Memasuki Kota Klaten aku bangun dan terkesiap, aku tak henti-hentinya bertasbih dengan mata basah. Subhanallah, Maha Suci Allah yang menjadikan Muhammadiyah sebesar ini, pikirku saat itu. Ribuan bendera menyapaku, ucapan selamat dan sukses tak henti-hentinya habis. Next, Kota Jogja. aku sudah tidak lagi melukiskan kebanggaanku dengan kata dan perasaan, aku diam dan terus saja diam, aku takjub, bangga, haru dan bahagia menjadi satu, aku bersyukur telah menjadi saksi 1 Abad Muhammadiyah kali ini, karena aku tidak akan menjumpai Muktamar 2 Abad Muhammadiyah. 

Sabtu, 3 Juli 2010
Pembukaan Muktamar terpusat diselenggarakan di Stadiun Mandala Krida, pagi sekali kami sudah berangkat ke Stadion kebanggaan PSIM Yogyakarta tersebut. Baru turun dari bus, pemandanganku sudah pindah pada kumpulan manusia dari bumi nusantara yang memadati area sekitar stadiun ini. Masya’allah, ini semua makan nasi nggak ya? Pikirku. Hehehe... kasihan petani kita yang nggak sejahtera-sejahtera, tapi kita masih minta makan nasi terus. 

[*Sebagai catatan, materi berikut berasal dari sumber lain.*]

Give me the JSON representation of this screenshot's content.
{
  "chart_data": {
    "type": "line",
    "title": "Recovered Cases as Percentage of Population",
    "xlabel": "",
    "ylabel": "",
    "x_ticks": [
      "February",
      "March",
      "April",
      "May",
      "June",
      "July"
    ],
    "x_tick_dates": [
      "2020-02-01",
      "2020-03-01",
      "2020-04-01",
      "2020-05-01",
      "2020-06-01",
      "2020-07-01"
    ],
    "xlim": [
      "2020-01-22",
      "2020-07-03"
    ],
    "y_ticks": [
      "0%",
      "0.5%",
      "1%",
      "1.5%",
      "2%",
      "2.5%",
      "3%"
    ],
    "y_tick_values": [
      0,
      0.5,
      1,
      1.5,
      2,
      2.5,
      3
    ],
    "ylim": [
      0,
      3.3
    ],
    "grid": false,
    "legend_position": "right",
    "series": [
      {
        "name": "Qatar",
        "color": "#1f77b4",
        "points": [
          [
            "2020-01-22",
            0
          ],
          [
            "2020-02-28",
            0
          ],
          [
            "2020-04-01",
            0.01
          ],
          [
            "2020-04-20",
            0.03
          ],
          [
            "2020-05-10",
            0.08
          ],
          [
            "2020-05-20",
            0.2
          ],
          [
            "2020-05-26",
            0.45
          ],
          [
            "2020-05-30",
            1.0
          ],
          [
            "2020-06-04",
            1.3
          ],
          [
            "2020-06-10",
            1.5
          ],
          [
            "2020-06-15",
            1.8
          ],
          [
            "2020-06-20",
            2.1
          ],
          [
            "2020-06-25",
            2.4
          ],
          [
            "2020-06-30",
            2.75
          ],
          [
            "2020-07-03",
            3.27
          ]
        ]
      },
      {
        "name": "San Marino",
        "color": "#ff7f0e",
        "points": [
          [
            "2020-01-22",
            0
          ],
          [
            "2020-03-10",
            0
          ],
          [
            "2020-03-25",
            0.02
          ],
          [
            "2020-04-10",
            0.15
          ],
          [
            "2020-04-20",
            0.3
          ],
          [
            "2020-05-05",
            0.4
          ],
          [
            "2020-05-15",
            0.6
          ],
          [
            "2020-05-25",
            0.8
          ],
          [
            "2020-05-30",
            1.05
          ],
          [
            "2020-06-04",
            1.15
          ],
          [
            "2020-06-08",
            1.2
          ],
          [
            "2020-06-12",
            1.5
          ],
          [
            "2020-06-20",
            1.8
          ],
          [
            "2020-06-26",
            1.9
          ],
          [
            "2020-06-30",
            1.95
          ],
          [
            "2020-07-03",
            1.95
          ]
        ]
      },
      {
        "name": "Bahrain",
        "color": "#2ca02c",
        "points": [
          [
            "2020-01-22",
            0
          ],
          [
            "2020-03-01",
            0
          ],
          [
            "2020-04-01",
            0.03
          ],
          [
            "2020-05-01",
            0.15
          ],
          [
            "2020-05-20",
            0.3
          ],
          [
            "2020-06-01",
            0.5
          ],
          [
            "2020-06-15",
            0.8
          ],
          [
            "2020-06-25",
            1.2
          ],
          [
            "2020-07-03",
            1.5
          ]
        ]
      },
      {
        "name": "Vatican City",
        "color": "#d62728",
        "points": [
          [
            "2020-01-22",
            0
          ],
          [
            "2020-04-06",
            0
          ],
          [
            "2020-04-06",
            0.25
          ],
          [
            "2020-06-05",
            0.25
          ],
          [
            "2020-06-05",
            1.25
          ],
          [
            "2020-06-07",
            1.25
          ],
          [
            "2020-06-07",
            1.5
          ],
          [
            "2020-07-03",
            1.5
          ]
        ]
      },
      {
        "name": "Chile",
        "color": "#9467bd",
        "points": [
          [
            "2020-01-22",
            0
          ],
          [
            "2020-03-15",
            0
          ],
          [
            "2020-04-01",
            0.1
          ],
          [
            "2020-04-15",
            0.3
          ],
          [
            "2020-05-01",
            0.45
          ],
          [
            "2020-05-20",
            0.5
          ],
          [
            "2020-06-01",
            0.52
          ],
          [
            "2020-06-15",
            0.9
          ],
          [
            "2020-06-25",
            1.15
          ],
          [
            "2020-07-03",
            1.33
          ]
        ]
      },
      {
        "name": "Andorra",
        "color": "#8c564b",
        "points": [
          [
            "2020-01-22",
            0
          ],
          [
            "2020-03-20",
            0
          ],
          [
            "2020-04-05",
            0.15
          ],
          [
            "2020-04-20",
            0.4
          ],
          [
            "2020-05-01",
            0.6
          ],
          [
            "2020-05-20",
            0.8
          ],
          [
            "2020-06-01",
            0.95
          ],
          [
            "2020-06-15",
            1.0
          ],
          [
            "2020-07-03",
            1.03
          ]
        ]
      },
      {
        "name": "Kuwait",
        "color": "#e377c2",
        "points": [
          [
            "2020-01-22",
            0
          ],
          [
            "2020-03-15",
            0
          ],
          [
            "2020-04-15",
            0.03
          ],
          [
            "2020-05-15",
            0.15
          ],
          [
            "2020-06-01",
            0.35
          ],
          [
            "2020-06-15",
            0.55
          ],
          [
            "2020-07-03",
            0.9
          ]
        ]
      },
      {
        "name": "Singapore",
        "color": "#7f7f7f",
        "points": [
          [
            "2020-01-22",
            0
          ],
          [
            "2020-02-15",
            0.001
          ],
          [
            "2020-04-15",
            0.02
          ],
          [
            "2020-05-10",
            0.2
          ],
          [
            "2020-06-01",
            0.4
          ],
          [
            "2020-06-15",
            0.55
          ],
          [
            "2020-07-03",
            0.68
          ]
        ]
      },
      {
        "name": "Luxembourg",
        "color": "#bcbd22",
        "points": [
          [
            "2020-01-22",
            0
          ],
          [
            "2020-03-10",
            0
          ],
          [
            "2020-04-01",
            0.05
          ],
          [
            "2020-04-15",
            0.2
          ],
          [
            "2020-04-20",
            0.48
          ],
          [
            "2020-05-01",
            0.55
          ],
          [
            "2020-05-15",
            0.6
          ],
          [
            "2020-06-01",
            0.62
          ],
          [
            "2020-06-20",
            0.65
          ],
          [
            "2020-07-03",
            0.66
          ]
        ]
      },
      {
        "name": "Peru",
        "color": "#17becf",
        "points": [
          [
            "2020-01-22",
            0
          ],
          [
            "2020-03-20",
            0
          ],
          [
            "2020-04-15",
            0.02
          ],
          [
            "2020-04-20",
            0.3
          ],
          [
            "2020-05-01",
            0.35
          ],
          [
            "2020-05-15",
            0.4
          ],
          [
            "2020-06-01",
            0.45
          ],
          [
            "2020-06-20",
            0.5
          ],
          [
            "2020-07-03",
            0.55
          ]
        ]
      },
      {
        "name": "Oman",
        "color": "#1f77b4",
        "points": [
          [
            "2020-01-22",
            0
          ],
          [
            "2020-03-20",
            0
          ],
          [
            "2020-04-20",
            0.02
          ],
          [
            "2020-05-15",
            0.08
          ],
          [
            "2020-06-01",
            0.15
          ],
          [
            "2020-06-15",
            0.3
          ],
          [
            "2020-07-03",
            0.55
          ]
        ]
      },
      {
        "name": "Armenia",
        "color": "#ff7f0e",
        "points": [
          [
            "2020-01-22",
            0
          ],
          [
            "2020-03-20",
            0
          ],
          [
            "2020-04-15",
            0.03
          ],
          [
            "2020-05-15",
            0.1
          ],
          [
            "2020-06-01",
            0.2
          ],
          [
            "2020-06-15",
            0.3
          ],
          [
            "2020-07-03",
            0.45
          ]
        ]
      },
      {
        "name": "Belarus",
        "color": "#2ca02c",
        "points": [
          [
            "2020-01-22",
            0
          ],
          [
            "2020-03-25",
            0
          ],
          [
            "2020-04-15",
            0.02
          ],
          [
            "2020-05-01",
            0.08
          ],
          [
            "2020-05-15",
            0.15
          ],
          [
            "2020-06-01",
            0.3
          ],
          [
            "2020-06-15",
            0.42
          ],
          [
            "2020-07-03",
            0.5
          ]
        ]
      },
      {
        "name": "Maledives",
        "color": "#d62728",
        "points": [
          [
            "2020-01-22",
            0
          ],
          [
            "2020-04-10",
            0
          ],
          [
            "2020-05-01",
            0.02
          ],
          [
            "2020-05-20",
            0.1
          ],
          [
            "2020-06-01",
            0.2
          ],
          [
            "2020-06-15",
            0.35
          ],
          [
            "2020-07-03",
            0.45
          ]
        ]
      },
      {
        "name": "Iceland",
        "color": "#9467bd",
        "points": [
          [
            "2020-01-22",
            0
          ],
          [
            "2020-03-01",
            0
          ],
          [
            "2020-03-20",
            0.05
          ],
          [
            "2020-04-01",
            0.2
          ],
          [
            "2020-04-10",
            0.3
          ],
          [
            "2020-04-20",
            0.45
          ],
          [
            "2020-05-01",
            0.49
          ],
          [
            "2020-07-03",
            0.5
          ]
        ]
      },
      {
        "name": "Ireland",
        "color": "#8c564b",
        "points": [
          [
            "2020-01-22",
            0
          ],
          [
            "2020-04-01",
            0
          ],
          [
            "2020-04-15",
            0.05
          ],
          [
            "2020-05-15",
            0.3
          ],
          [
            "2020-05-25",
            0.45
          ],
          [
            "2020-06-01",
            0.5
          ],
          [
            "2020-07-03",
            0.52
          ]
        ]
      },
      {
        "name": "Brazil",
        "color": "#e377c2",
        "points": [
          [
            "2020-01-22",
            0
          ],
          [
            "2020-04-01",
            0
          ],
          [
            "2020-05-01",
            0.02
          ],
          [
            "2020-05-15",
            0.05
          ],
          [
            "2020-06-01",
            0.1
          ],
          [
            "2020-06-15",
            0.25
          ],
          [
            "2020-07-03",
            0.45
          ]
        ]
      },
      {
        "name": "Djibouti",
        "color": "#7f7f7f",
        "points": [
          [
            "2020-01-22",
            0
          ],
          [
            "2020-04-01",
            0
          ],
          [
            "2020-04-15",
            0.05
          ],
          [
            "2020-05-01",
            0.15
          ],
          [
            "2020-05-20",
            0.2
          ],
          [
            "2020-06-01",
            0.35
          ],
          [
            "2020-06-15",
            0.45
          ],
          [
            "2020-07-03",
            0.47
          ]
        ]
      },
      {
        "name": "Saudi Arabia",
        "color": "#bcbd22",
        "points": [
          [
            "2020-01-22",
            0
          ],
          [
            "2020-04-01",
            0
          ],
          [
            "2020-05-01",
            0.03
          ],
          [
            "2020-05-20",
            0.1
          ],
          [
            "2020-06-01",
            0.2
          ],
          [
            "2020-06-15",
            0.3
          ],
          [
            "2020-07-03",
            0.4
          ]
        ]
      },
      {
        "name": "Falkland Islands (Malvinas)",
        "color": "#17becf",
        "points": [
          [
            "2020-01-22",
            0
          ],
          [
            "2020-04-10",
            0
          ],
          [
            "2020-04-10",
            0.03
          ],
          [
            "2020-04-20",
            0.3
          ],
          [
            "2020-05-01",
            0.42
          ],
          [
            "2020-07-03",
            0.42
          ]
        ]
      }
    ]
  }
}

Pembukaan hari itu luar biasa. Berbagai pertunjukkan seni dan budaya tradisional dan modern diunjuk gigikan para generasi Muda Muhammadiyah, bukti nyata bahwa Muhammadiyah tidak anti-seni melainkan organisasi yang menjunjung tinggi seni dan budaya bangsa. Salah satu yang menyita paling banyak tepuk tangan adalah Pertunjukkan Kolosal Tapak Suci. Selain karena dikemas apik, instrumen musik yang dahsyat menjadikan tontonan kolosal tapak suci saat itu begitu anggun dan menawan. All out, memukau. Luar biasa.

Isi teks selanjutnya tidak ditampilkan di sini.